Fincher kreierte in "Sieben" eines der dunkelsten Gesellschaftsbilder unserer Zeit. Die Großstadt ist bei ihm ein Moloch: dreckig, stinkig, gefährlich, laut. Es regnet die ganze Zeit. Die Menschen sind vereinsamt, desillusioniert, kaputt und leer. Fincher hielt der Gesellschaft den Spiegel vor. Und sie mußte hineinsehen. Das tat weh. 
Aber das war erst der Anfang. Die Mordserie, die der Film behandelt, ist vieles: Grausam, ekelerregend, unmenschlich, zynisch, bar jeder Beschreibung brutal. Aber gleichzeitig auch wahnsinnig kreativ, einfallsreich, faszinierend. Der Zuschauer befand sich in einem perversen Dilemma. Wollte man nach dem ersten Mord am liebsten vor Ekel das Kino verlassen, so wollte man am Ende unbedingt das Werk vollendet sehen. Fincher tat uns den Gefallen. Und brach die nächste Konvention. Hier gibt es kein Happy End. Am Ende ist eine Person zuviel tot.
Neben der effektvollsten Story, die ein Thriller seit Ewigkeiten gesehen hat, bestach "Sieben" vor allem durch seinen modernen Stil. Enorme Schnittfrequenzen, wilde Einstellungen, atmosphärisch unübertreffliche Settings, und zum Schluß lief der Abspann in der falschen Richtung. Was David Fincher mit seinen früheren Arbeiten ("Alien 3" und diverse Musikvideos) bereits angekündigt hatte, kam hier voll zur Geltung: Er hatte einen eigenen, neuen, wilden und unfaßbar kreativen Stil. Mit "Sieben" legte einer der begnadetsten Regisseure der Neunziger seine Meisterprüfung ab. Und was das Thrillergenre betraf, so war danach nichts mehr wie zuvor. Ein neues Referenzwerk war da, und das mußte erstmal verdaut werden.

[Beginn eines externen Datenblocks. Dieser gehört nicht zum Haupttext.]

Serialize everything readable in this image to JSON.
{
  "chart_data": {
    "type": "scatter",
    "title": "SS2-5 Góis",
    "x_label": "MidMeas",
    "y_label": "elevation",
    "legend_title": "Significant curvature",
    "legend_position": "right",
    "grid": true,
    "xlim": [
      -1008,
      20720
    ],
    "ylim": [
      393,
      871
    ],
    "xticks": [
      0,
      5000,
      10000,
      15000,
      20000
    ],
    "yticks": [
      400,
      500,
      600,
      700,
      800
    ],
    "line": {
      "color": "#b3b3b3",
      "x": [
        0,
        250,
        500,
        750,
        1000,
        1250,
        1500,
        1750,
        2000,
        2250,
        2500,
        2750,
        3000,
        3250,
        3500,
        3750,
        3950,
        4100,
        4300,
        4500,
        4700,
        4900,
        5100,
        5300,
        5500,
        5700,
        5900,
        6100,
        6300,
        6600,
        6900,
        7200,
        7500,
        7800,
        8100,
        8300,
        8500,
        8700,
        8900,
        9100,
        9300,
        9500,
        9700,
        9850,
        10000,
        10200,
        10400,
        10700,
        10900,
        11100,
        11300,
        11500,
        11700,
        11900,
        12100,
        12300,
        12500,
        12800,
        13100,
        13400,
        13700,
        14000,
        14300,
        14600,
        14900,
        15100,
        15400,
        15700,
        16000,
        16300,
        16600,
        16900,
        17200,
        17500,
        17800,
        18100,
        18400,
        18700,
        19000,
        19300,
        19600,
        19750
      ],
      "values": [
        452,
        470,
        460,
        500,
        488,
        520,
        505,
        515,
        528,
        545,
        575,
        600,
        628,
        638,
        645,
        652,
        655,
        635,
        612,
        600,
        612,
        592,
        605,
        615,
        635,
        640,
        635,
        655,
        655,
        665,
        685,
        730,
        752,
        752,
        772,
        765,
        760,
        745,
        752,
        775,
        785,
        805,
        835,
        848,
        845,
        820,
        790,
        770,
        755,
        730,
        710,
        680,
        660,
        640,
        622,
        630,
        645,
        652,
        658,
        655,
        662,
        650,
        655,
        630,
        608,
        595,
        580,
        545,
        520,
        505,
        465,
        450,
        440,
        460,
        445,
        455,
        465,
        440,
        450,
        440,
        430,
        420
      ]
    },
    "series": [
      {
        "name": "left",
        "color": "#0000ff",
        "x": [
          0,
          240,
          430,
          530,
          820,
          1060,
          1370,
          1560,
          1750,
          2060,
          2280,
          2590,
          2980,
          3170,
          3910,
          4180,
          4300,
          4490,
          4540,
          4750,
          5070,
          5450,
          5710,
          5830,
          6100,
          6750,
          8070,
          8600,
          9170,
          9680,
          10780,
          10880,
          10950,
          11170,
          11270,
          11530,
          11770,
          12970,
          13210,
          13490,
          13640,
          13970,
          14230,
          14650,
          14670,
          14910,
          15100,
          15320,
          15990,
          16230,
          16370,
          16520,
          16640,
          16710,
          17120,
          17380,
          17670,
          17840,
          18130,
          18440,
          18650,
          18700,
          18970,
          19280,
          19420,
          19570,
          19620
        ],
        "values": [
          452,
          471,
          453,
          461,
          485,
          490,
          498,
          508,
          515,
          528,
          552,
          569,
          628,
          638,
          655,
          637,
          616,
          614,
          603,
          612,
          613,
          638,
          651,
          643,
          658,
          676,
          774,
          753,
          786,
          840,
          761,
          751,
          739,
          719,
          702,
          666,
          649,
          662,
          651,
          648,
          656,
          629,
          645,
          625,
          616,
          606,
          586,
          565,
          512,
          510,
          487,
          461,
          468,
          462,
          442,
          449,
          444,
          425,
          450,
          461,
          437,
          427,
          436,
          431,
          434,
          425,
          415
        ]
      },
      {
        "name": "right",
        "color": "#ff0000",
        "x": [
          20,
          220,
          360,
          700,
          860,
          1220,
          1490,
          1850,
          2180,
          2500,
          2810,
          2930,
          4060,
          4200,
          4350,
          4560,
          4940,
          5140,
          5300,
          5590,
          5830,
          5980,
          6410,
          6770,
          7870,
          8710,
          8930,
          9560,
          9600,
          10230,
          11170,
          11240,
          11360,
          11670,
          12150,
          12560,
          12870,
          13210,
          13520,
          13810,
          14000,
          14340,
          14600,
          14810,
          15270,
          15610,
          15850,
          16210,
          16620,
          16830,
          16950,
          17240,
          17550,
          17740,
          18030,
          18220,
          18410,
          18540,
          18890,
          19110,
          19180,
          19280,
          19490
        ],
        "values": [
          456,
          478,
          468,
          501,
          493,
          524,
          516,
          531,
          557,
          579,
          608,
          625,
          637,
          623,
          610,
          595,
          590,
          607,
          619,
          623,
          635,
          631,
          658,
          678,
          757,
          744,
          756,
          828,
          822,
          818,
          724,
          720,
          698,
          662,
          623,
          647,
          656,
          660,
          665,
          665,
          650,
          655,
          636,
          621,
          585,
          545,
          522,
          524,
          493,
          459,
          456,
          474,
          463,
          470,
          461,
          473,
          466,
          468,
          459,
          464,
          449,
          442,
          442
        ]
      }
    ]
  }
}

David Fincher ließ sich Zeit mit neuen Projekten. Sein nächster Film "The Game" kam erst zwei Jahre später, und wieder spielte der Regisseur nach Belieben mit seinen Zuschauern, führte sie in die Irre, bis sie nicht mehr wußten, wo oben und unten ist. Es scheint, als wollte Fincher sein Talent nicht für Projekte verheizen, die keine Herausforderung an den Regisseur darstellen. Wenn dem so ist, dann kann man sich nur auf weitere Geniestreiche freuen. Es müssen ja nicht alle so genial-beklemmend sein wie "Sieben".

Mörderisch genial: "Sieben" von David Fincher.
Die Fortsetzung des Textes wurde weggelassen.